Pecuarista amarrou corda na perna do adolescente de 16 anos e ameaçou jogá-lo para fora do carro em Três Lagoas
Um
pecuarista foi indiciado por tortura e injúria por agredir o filho e
ameaçar arrastá-lo na rua em Três Lagoas (MS), a 310 quilômetros da
capital.
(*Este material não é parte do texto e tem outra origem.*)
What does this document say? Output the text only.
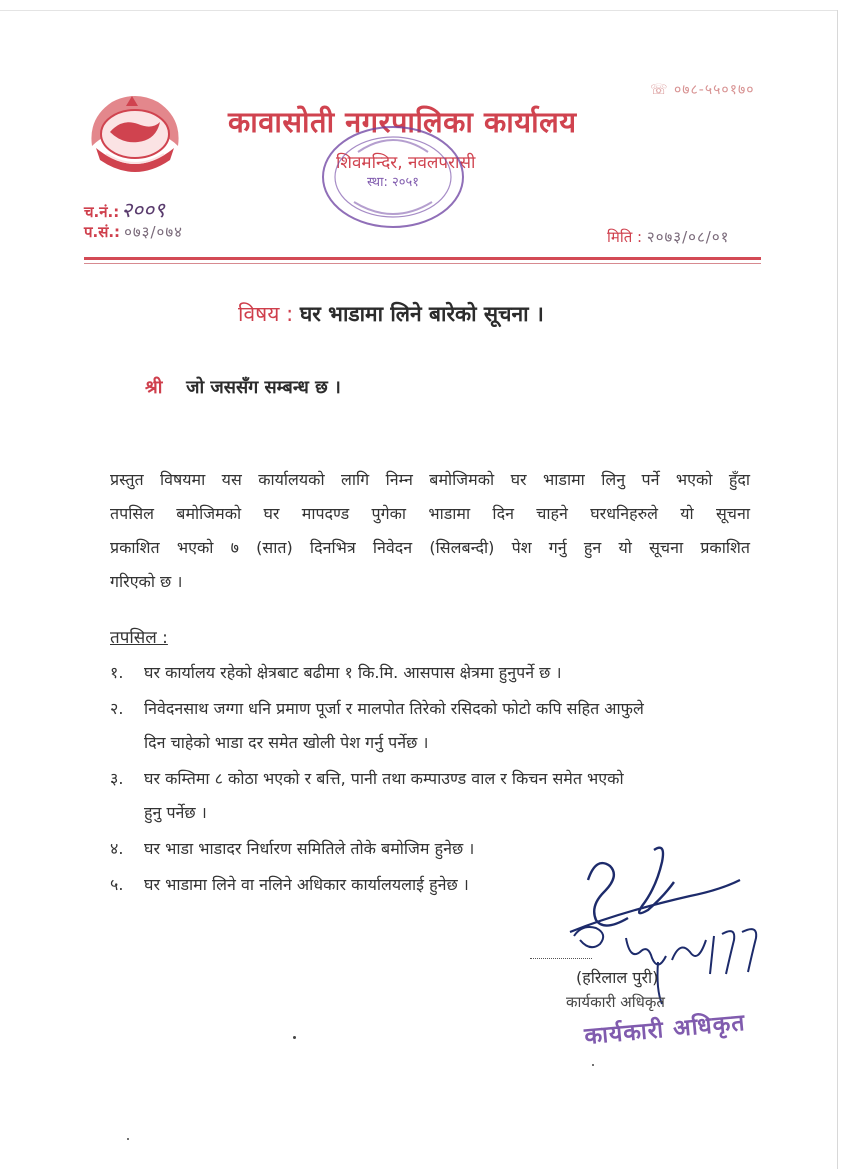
☏ ०७८-५५०१७०
कावासोती नगरपालिका कार्यालय
शिवमन्दिर, नवलपरासी
स्था: २०५१
च.नं.:२००९
प.सं.: ०७३/०७४	मिति : २०७३/०८/०१
विषय : घर भाडामा लिने बारेको सूचना ।
श्री जो जससँग सम्बन्ध छ ।
प्रस्तुत विषयमा यस कार्यालयको लागि निम्न बमोजिमको घर भाडामा लिनु पर्ने भएको हुँदा
तपसिल बमोजिमको घर मापदण्ड पुगेका भाडामा दिन चाहने घरधनिहरुले यो सूचना
प्रकाशित भएको ७ (सात) दिनभित्र निवेदन (सिलबन्दी) पेश गर्नु हुन यो सूचना प्रकाशित
गरिएको छ ।
तपसिल :
१. घर कार्यालय रहेको क्षेत्रबाट बढीमा १ कि.मि. आसपास क्षेत्रमा हुनुपर्ने छ ।
२. निवेदनसाथ जग्गा धनि प्रमाण पूर्जा र मालपोत तिरेको रसिदको फोटो कपि सहित आफुले
दिन चाहेको भाडा दर समेत खोली पेश गर्नु पर्नेछ ।
३. घर कम्तिमा ८ कोठा भएको र बत्ति, पानी तथा कम्पाउण्ड वाल र किचन समेत भएको
हुनु पर्नेछ ।
४. घर भाडा भाडादर निर्धारण समितिले तोके बमोजिम हुनेछ ।
५. घर भाडामा लिने वा नलिने अधिकार कार्यालयलाई हुनेछ ।
(हरिलाल पुरी)
कार्यकारी अधिकृत
कार्यकारी अधिकृत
Segundo a denúncia feita à Polícia Civil na última
segunda-feira pela mãe do adolescente de 16 anos, o garoto foi espancado
por ser homossexual. "Ninguém pode ser discriminado por sua opção
sexual, a qual deve ser respeitada por todos", conclui o delegado Paulo
Henrique Rosseto de Souza, titular da 1ª Delegacia de Polícia do
município.
De acordo com a mãe, o pecuarista agrediu fisicamente e
tentou trancar o filho em um quarto, sem energia elétrica, durante a
madrugada. "Ele bateu na cara do menino, derrubou ele no chão, montou em
cima e continuou dando socos e tapas em seu rosto e humilhando, dizendo
que gay tem que apanhar mesmo, que é lixo, vagabundo", relatou a mãe.
Para cessar as agressões, os irmãos e mãe levaram a
vítima para a casa da avó. O pai foi ao local, jogou novamente o filho
no chão e começou a agredi-lo com socos e pontapés. "Bateu a cabeça do
menino no chão e dizia que estava 'endemoniado' e que iria tirar o
capeta dele na unha", contou a mãe à polícia.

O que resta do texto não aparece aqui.